911925_forbidden_palace_beijing

Relocating to China is getting easier

China’s policy for expats seeking permanent residency has undergone a change recently, with increased benefits and a reduction in barriers to application. The developments follow a perceived need to attract foreign talent, and the poor uptake of green

cards since their introduction in 2004. Only around 5,000 have been granted up to 2012, compared to vastly higher figures in countries like Australia (100,000 since 2004) and the USA (120,000 in the same period).

Things look set to change though.
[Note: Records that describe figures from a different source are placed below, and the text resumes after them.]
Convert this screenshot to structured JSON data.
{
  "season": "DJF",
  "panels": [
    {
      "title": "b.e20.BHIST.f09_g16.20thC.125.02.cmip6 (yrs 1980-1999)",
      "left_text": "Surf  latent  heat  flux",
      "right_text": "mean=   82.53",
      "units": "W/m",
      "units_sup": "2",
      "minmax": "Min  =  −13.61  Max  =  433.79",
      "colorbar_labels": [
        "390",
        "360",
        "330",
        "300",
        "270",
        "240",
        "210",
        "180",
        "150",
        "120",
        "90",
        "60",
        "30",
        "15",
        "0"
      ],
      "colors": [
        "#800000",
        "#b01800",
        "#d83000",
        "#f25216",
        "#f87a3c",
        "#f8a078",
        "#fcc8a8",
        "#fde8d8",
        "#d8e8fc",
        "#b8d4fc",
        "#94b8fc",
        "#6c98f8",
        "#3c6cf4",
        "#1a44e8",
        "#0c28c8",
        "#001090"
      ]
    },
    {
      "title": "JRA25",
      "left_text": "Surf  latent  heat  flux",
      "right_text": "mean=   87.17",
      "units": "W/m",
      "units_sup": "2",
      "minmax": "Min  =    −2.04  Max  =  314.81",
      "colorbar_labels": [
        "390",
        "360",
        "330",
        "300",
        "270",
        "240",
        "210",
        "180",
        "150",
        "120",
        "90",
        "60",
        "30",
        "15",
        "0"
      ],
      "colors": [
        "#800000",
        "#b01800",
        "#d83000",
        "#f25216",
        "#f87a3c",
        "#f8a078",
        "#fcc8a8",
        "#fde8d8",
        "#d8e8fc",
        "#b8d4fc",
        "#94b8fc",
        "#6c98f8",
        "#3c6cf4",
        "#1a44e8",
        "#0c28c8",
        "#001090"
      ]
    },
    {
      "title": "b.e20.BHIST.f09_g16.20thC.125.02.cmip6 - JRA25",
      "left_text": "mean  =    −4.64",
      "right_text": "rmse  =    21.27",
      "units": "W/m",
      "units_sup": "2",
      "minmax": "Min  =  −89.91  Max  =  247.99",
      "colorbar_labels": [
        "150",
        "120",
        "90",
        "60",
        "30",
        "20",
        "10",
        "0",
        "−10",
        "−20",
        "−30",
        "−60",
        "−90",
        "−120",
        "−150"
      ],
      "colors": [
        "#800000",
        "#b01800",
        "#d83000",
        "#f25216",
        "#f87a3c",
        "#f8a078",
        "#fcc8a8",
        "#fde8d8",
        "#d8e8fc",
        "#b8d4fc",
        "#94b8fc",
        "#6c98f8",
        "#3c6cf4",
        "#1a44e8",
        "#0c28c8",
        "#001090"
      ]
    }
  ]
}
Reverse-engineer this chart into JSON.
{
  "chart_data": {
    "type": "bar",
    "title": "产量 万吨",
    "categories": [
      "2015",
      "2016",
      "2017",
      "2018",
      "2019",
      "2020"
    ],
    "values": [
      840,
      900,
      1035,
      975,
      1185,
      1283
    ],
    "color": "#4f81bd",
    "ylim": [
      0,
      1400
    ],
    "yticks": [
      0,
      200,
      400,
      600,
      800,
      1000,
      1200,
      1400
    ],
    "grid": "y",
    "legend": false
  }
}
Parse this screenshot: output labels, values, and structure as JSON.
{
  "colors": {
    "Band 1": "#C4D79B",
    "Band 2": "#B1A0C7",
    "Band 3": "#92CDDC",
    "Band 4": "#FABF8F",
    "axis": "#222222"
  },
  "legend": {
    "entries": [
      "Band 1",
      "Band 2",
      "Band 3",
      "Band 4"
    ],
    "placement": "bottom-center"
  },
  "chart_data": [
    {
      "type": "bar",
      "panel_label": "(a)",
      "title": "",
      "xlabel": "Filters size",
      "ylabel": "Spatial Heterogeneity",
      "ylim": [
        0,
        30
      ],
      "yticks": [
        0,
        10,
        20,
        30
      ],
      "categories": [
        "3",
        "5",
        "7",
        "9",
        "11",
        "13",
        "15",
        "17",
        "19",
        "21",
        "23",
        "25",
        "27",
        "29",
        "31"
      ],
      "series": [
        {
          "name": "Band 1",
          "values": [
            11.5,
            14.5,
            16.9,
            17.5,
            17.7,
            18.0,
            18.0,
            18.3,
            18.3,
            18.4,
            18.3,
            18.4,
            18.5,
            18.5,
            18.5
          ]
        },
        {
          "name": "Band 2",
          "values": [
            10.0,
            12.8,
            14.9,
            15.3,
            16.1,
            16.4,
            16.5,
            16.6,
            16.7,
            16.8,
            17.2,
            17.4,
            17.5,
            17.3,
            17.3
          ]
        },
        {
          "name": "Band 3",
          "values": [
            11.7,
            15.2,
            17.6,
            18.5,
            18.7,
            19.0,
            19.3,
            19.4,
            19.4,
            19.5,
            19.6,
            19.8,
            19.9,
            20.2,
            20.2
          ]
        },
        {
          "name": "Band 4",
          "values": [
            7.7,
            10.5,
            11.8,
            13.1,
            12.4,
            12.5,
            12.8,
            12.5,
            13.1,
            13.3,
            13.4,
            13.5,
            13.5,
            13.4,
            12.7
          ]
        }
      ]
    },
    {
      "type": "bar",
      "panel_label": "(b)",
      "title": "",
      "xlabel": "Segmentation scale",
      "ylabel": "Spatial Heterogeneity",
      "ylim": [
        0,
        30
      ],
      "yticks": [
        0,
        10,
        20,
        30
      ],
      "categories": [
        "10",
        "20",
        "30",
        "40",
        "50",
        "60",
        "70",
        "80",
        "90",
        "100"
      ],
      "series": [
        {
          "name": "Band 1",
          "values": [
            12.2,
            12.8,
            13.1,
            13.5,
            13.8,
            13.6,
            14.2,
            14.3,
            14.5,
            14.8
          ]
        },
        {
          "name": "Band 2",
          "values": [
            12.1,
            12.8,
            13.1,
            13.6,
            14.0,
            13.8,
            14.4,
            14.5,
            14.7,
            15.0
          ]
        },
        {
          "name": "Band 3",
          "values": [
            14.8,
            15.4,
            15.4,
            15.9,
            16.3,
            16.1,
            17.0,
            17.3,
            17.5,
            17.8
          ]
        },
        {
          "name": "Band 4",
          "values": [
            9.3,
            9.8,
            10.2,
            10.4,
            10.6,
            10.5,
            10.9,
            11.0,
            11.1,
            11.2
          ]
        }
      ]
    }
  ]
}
With China’s government looking at changes to the regulations that would make it easier to work, invest and live in the People’s Republic, as well as new rights when buying property and accessing social security.

Applicants no longer have to qualify as high level employees or industry experts to gain residency, although the grant schemes in place to attract exceptional talent remain unaffected by the more general changes.

Benefits for permanent residents

The new policy is expected to be fully implemented by July 2013, and the key entitlements that permanent residence status now allows include:

  • An indefinite stay and unrestricted entry/exit with a valid foreign passport and PRC residency documents.
  • Exemption from the ban on buying property that applied to foreigners who have lived or studied for less than a year in China.
  • Freedom to seek work without the need for a foreign work permit.
  • Access to medical care and housing contributions under the Chinese social security program.
  • Freedom to pursue investment opportunities on behalf of foreign enterprises or direct investment with the local currency obtained by legitimate means
  • Equal rights with respect to banking, insurance and other financial transactions including stocks etc.
  • Residents will also be able to enroll their children in Chinese schools.

Despite the attractive terms however, social insurance contributions by employers stand at 45-50% of employee salaries, a move described by a leading tax firm as: “another example of indirect taxation of foreign companies in China”. (Telegraph.co.uk, 11 Jan 2013).

With many expat employees already paying contributions to their own native social security programs or insurance schemes, it is unclear at present how problematic this aspect of permanent residency will be.

That aside, with China’s rate of growth looking increasingly dependent on attracting investment and expert personnel from abroad, simplifying permanent residency promises to make expat life a lot more attractive for employers and employees. Hopefully foreign businesses can look forward to investing in financial ventures and human resources in China with more ease and greater peace of mind.